Hm, here, I saved a code snippet - I ended up doing something like
this:
# These all give the correct absolute unix pathname to the
# denied-access template:
#set file_root "[ns_info pageroot]/../templates/denied-access"
#set file_root "[get_server_root]/templates/denied-access"
set file_root [template::util::url_to_file {/templates/denied-access}]
set args [list title $title context_bar $context_bar page_content $page]

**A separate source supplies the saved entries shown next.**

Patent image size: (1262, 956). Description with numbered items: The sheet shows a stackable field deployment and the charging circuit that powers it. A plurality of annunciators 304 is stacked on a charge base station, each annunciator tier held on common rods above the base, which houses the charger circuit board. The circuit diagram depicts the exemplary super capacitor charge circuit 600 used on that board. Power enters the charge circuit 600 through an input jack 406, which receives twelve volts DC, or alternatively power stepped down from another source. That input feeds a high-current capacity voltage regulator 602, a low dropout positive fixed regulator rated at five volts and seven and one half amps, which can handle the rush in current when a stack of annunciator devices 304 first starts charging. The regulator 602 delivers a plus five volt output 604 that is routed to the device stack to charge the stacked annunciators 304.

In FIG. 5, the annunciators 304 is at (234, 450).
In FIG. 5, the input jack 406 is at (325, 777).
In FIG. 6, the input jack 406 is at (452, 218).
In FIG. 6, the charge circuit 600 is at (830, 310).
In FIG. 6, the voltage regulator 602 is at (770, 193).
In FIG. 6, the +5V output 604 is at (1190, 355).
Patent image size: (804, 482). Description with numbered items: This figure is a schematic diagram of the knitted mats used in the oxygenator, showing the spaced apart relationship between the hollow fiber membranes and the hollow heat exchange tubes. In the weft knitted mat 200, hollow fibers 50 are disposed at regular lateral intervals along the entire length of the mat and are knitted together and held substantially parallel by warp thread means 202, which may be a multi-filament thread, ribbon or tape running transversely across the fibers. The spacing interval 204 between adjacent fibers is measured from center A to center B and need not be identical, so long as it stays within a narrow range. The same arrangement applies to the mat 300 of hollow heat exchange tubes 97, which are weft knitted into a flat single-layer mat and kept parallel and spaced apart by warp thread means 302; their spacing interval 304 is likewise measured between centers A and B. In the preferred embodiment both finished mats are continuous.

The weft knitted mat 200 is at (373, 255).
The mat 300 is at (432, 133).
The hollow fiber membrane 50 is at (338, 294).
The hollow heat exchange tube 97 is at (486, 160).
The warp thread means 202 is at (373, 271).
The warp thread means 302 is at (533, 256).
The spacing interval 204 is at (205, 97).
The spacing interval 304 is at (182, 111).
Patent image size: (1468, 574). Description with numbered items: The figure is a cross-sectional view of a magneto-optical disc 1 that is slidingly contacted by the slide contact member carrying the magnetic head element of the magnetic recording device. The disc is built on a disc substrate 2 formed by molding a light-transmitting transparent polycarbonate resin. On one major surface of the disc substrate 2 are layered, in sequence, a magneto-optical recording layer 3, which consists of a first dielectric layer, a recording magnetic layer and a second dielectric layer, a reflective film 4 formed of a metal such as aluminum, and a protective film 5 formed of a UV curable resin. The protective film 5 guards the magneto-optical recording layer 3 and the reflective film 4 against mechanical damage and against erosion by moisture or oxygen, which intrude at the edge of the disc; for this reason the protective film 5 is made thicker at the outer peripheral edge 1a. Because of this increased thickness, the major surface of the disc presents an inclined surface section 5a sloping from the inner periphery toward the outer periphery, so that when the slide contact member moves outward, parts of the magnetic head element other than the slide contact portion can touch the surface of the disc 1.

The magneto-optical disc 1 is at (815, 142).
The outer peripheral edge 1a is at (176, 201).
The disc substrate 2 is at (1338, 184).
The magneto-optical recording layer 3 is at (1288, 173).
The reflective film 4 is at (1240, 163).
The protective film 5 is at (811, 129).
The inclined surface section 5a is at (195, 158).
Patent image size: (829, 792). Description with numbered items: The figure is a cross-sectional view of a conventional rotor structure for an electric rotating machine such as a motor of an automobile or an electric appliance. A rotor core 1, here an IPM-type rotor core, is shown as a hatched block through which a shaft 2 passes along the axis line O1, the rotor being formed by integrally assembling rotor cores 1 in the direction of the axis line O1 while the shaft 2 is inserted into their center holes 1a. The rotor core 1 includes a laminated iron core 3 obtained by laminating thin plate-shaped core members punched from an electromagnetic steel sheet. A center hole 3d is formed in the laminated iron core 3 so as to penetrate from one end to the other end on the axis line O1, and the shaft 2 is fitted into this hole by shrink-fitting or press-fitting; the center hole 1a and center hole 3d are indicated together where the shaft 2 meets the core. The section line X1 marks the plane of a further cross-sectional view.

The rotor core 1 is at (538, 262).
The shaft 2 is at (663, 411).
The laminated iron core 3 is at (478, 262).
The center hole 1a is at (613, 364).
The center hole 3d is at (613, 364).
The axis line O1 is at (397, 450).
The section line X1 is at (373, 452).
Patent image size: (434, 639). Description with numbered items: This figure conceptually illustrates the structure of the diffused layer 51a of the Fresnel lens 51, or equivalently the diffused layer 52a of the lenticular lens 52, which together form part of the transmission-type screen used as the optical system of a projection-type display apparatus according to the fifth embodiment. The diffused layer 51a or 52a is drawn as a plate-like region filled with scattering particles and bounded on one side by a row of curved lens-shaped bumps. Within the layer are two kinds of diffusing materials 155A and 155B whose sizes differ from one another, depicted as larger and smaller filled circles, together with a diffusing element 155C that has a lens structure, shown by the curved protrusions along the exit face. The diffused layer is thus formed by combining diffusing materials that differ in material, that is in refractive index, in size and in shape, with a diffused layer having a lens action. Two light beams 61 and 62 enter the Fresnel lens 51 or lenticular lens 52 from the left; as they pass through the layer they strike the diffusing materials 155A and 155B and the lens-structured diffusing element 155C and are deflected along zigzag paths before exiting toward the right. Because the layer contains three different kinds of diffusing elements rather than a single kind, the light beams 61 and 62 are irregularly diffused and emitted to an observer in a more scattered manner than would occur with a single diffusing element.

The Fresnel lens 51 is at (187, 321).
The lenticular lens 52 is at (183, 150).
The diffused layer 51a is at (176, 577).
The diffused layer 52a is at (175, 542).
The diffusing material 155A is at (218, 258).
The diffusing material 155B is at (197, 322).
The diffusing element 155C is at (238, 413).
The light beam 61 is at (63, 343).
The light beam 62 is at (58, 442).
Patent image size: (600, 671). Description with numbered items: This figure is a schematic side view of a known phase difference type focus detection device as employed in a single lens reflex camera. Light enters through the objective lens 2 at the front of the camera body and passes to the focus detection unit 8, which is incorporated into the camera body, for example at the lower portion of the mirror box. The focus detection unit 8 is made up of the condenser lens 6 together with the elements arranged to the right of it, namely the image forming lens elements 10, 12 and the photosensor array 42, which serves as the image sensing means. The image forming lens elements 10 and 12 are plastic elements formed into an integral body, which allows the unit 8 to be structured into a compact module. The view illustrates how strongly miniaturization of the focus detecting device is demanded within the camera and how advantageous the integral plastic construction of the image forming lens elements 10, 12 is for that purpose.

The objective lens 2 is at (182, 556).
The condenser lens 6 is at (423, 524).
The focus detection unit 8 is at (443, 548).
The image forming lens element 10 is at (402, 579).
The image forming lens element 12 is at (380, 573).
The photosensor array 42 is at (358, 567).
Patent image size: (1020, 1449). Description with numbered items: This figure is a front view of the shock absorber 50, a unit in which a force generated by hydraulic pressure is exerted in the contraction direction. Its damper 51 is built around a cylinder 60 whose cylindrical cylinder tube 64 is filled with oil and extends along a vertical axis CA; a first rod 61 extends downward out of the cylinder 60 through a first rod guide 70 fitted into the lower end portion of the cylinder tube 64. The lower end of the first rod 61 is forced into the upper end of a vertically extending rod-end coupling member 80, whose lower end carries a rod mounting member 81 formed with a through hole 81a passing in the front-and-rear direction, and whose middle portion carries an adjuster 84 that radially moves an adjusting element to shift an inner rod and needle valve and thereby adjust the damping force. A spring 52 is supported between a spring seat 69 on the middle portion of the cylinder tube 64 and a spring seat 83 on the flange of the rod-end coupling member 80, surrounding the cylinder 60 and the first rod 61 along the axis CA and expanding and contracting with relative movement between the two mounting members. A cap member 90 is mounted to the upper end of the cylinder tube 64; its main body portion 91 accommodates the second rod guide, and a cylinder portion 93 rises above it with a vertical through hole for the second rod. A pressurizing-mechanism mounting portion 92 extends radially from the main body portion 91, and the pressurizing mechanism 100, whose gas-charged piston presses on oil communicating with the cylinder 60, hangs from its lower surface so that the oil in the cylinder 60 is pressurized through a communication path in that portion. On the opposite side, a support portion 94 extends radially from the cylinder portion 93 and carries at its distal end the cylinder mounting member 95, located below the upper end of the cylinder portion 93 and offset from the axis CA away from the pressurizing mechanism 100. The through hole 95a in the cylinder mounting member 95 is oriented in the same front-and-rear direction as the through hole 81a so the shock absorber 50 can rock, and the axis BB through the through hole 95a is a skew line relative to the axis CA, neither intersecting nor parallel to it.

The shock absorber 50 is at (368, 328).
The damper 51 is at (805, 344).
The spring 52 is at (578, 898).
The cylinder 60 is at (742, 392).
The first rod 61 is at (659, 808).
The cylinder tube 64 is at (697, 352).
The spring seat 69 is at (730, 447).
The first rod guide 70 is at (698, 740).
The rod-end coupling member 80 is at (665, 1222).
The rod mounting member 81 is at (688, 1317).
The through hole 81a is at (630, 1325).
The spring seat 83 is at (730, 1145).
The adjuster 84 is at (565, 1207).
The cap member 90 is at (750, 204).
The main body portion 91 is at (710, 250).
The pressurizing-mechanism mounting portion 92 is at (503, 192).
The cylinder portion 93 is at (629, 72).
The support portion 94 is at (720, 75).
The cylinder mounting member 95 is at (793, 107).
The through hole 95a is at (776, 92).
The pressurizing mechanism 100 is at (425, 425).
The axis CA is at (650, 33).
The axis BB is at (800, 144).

set output [template::adp_parse $file_root $args]
db_release_unused_handles
ns_return 403 text/html $output
When I was digging into the templating code in order to really
understand how to do the above, my feeling was that the code could
have been somewhat better commented, and that the piece that does the
walking up and down the tree of included master templates could
probably have been made more general - I seem to vaguely remember
that, as written, it works only for the usual case where you start off
with a *.tcl / *.adp pair in the file-system - not when you
call into the templating system procs from some Tcl code that you're
writing, like I was doing in the example above.
But those are trivial quibbles, irrelevent to probably 99.9% of the
uses to which the templating system is put. So basically, I don't
know 'nothin about XML or XSLT, but the ACS 4 templating system struck
me as an excellent tool.
Oh yeah, and back when I still worked at aD, I remember hearing one of
the aD London developers talk about the graphical-design process used
on one their client projects. Apparently, the client's graphic
designers all used some fancy Mac-based HTML editor which has hoooks
of some sort for foreign (non-HTML) tags.
So somebody (one of the aD developers, I believe), wrote some stuff
for those hooks which accomplished two things: One, the Mac program
now "knew about" the templating system tags and would not bash them up
when editing .adp files. And two, these hooks would insert fake stub
data, so for example the <multiple> tag would show with five
rows of bogus data, to give the graphic designers an idea of how the
final product would look when like and database-backed.
From what I heard, this was a wildly successfull example of
separating the graphic design from the programming - frequently a
source of great friction on web projects. And these
graphic designers loved it too - not just the programmers.